I will definitely pick up the SteelBook copy of ‘The Hunger Games’. As for ’12 Years a Slave’, I’m sure it’s a great movie that I should watch, but does it have enough repeat viewing potential to justify buying it? I’m not sure about that.
What catches your fancy this week?
I’ve been waiting for An American Tail but I really wish they hadn’t slapped the ugly new box art on there like they did with Nimh. Why do they keep doing this? If they’re going to cheap out on it wouldn’t it be cheaper to just use the original cover? I might pick up Hairspray in the future if it warrants an upgrade, I have a really nice John Waters box set on dvd and it’s hard to believe most of those movies would benefit from blu ray.
An American Tale and Hunger Games for sure. Possibly Doctor Who – it’s a good price, but usually I only pick up the Christmas specials (and the last one, because it was in 3D). Netflix SuperHD is pretty darn good on quality, so, yeah, I know that Blu-Ray is better quality, but usually don’t bother on television shows.
I remember watching Garden State 10 years ago and falling in love with Natalie Portman, when I watched it again a few years ago I found her character excruciatingly annoying and clingy…time does strange things to one’s perception.
I won’t even bother with Oldboy, what a horrible choice for a remake.
I’ll probably rent The Grandmaster as the reviews were pretty mixed, it’s a shame they don’t include the longer cut on the North American release.
I always thought the scene in Boiler Room where they’re all sitting there and reciting Gordon Gecko’s dialogue verbatim was so fucking stupid, it reminded me of the same sort of ridiculousness in Gone in 60 Seconds when they get all excited about listening to audio recordings of engines…give me a fucking break.

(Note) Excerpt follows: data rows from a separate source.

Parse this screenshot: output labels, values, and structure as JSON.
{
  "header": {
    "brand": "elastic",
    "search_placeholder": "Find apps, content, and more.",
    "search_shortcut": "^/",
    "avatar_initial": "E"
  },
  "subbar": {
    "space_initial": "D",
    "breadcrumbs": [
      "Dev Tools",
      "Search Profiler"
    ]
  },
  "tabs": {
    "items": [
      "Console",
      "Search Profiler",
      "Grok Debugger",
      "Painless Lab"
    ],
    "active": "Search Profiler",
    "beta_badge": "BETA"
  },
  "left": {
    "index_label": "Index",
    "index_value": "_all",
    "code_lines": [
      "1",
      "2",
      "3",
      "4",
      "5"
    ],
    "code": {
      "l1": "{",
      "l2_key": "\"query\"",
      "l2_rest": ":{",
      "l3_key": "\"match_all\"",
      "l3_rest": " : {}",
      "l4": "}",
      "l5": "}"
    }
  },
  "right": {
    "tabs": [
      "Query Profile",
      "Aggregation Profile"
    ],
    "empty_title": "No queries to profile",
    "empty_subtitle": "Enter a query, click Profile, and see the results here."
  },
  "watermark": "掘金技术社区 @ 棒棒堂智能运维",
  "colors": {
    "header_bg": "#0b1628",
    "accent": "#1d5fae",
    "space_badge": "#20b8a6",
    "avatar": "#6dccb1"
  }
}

I’ll rent 12 years a slave as I’m guessing it’s not the kind of film really geared toward repeat viewings.
In short, don’t think I’ll be buying anything this week, sorry to everyone for all the negativity….I hate Mondays.
Prolly rent the slave movie….
JZ, how are you gonna watch the imax footage on your scope screen? Will you pause the movie to readjust the CIH (thereby making the IMAX footage smaller than the scope scenes–which is exactly the opposite if what the director intended) or will you let the imax image overscan onto your screen frame and the surrounding wall thereby losing important information?

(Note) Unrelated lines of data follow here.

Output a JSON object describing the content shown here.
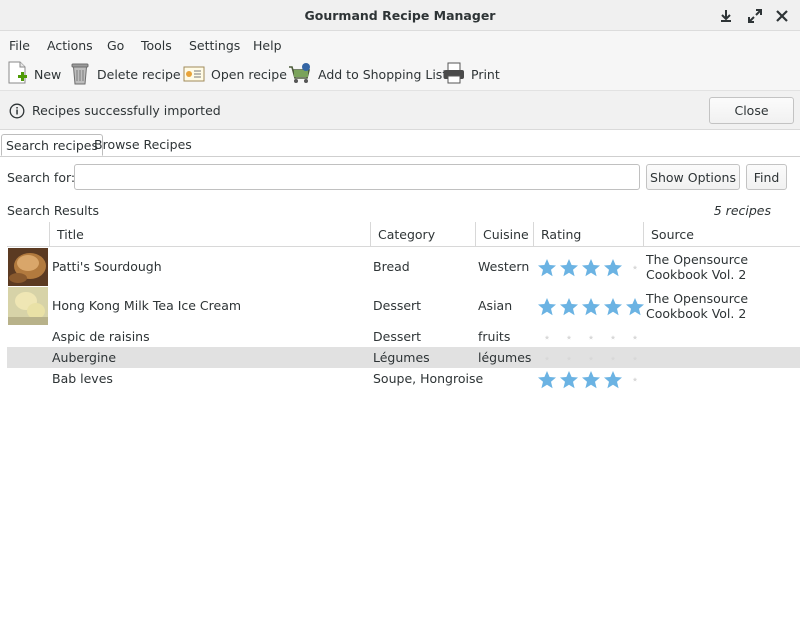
{
  "window": {
    "title": "Gourmand Recipe Manager"
  },
  "menu": [
    "File",
    "Actions",
    "Go",
    "Tools",
    "Settings",
    "Help"
  ],
  "toolbar": {
    "new_label": "New",
    "delete_label": "Delete recipe",
    "open_label": "Open recipe",
    "shopping_label": "Add to Shopping List",
    "print_label": "Print"
  },
  "infobar": {
    "message": "Recipes successfully imported",
    "close_label": "Close"
  },
  "tabs": [
    "Search recipes",
    "Browse Recipes"
  ],
  "search": {
    "label": "Search for:",
    "value": "",
    "placeholder": "",
    "show_options_label": "Show Options",
    "find_label": "Find"
  },
  "results": {
    "label": "Search Results",
    "count": "5 recipes",
    "columns": [
      "Title",
      "Category",
      "Cuisine",
      "Rating",
      "Source"
    ],
    "rows": [
      {
        "title": "Patti's Sourdough",
        "category": "Bread",
        "cuisine": "Western",
        "rating": 4,
        "source_line1": "The Opensource",
        "source_line2": "Cookbook Vol. 2",
        "thumbnail": "bread-thumbnail"
      },
      {
        "title": "Hong Kong Milk Tea Ice Cream",
        "category": "Dessert",
        "cuisine": "Asian",
        "rating": 5,
        "source_line1": "The Opensource",
        "source_line2": "Cookbook Vol. 2",
        "thumbnail": "ice-cream-thumbnail"
      },
      {
        "title": "Aspic de raisins",
        "category": "Dessert",
        "cuisine": "fruits",
        "rating": 0,
        "source_line1": "",
        "source_line2": ""
      },
      {
        "title": "Aubergine",
        "category": "Légumes",
        "cuisine": "légumes",
        "rating": 0,
        "source_line1": "",
        "source_line2": "",
        "selected": true
      },
      {
        "title": "Bab leves",
        "category": "Soupe, Hongroise",
        "cuisine": "",
        "rating": 4,
        "source_line1": "",
        "source_line2": ""
      }
    ]
  },
  "colors": {
    "star_filled": "#6bb3e3",
    "star_empty": "#d8d8d8",
    "selection": "#e1e1e1"
  }
}
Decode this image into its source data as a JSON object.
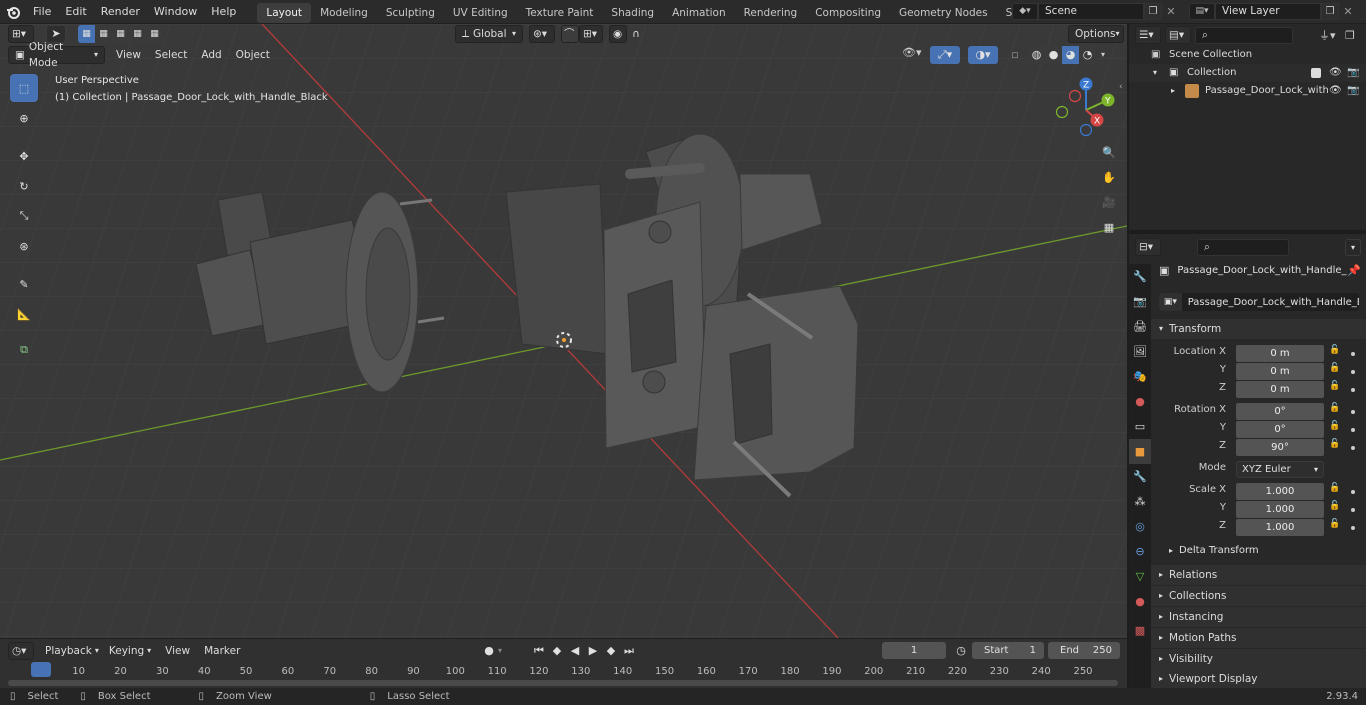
{
  "menu": [
    "File",
    "Edit",
    "Render",
    "Window",
    "Help"
  ],
  "workspaces": [
    "Layout",
    "Modeling",
    "Sculpting",
    "UV Editing",
    "Texture Paint",
    "Shading",
    "Animation",
    "Rendering",
    "Compositing",
    "Geometry Nodes",
    "Scripting"
  ],
  "active_workspace": "Layout",
  "scene": "Scene",
  "view_layer": "View Layer",
  "viewport": {
    "mode": "Object Mode",
    "menus": [
      "View",
      "Select",
      "Add",
      "Object"
    ],
    "transform_orientation": "Global",
    "options": "Options",
    "perspective": "User Perspective",
    "collection_info": "(1) Collection | Passage_Door_Lock_with_Handle_Black",
    "gizmo": {
      "x": "X",
      "y": "Y",
      "z": "Z"
    }
  },
  "outliner": {
    "scene_collection": "Scene Collection",
    "collection": "Collection",
    "object": "Passage_Door_Lock_with"
  },
  "properties": {
    "object_header": "Passage_Door_Lock_with_Handle_Bl...",
    "object_name": "Passage_Door_Lock_with_Handle_Black",
    "transform_title": "Transform",
    "location": {
      "label_x": "Location X",
      "label_y": "Y",
      "label_z": "Z",
      "x": "0 m",
      "y": "0 m",
      "z": "0 m"
    },
    "rotation": {
      "label_x": "Rotation X",
      "label_y": "Y",
      "label_z": "Z",
      "x": "0°",
      "y": "0°",
      "z": "90°"
    },
    "mode_label": "Mode",
    "mode": "XYZ Euler",
    "scale": {
      "label_x": "Scale X",
      "label_y": "Y",
      "label_z": "Z",
      "x": "1.000",
      "y": "1.000",
      "z": "1.000"
    },
    "delta_transform": "Delta Transform",
    "panels": [
      "Relations",
      "Collections",
      "Instancing",
      "Motion Paths",
      "Visibility",
      "Viewport Display"
    ]
  },
  "timeline": {
    "menus": [
      "Playback",
      "Keying",
      "View",
      "Marker"
    ],
    "current_frame": "1",
    "start_label": "Start",
    "start": "1",
    "end_label": "End",
    "end": "250",
    "ticks": [
      "1",
      "10",
      "20",
      "30",
      "40",
      "50",
      "60",
      "70",
      "80",
      "90",
      "100",
      "110",
      "120",
      "130",
      "140",
      "150",
      "160",
      "170",
      "180",
      "190",
      "200",
      "210",
      "220",
      "230",
      "240",
      "250"
    ]
  },
  "statusbar": {
    "select": "Select",
    "box_select": "Box Select",
    "zoom_view": "Zoom View",
    "lasso_select": "Lasso Select",
    "version": "2.93.4"
  }
}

As you well know, Freaky, I have an anamorphic lens and video processor which can crop the excess picture off the top and bottom of the frame, exactly as the movie was seen in all theaters except IMAX.
Incidentally, the director has already announced that he will not use IMAX for the third movie, and will keep it entirely 2.35:1.

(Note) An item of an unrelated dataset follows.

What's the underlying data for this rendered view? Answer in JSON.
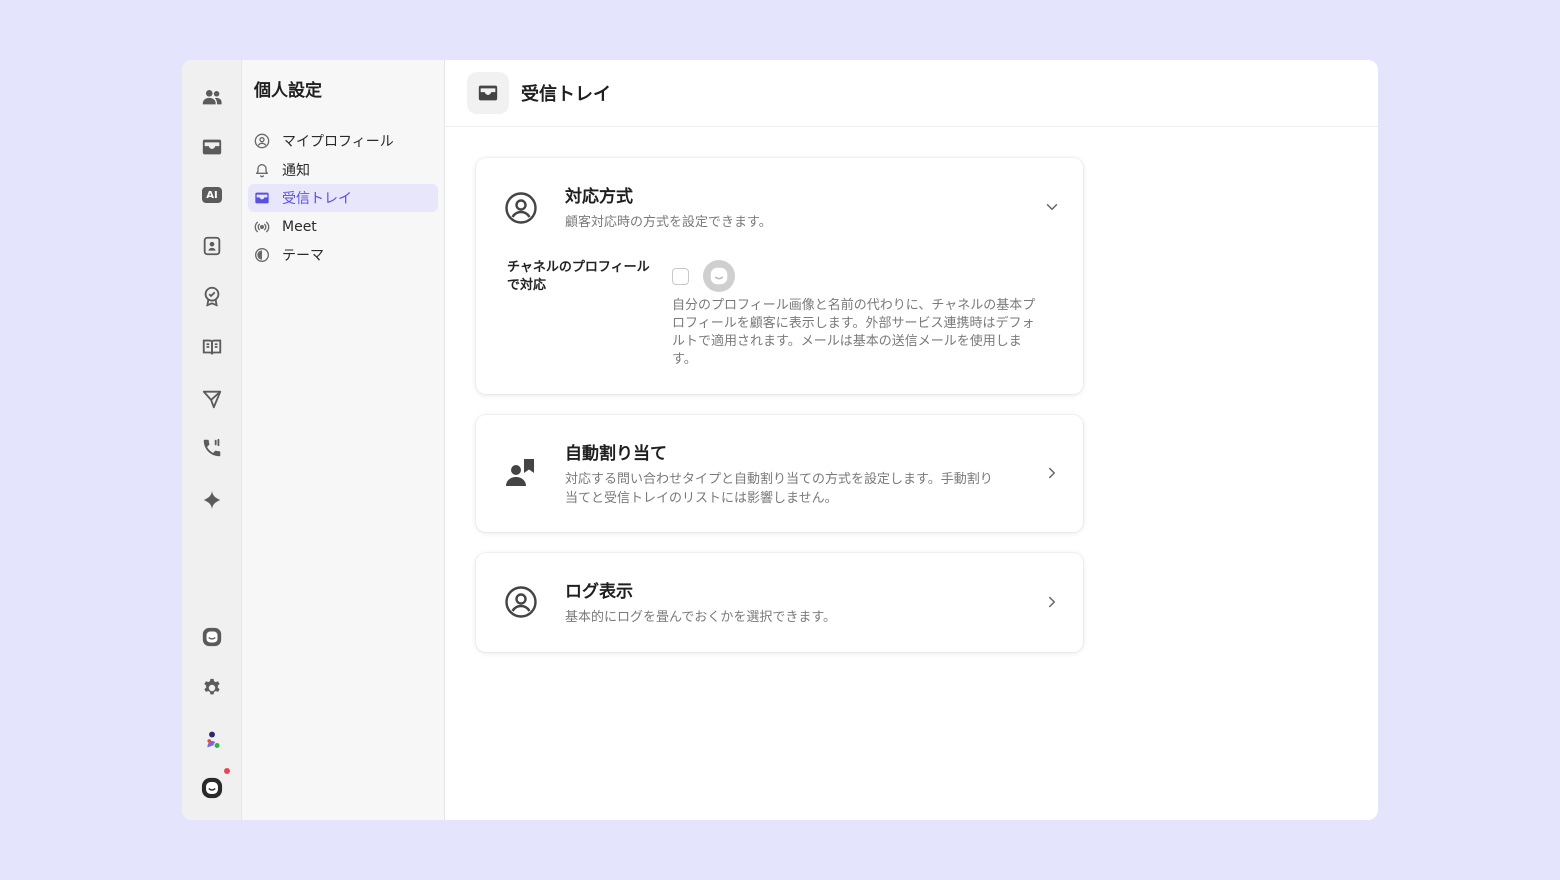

The reason there will not be IMAX for the next movie is that he said the story does not lend itself to a large format presentation, implying he looks at 2.35 as a “smaller format” than 16×9.
Quote from the director Lawrence: “There will be more technology used in the third film, but there won’t be IMAX scenes,” he said. “We are shooting the third one digitally because there are more claustrophobic, underground scenes that won’t be suited for IMAX.”
Again, it is clear that the majority of top directors agree that scope is intended to be projected smaller than 16×9.
Enough. We’ve been though this before. You clearly do not understand what the word “majority” means.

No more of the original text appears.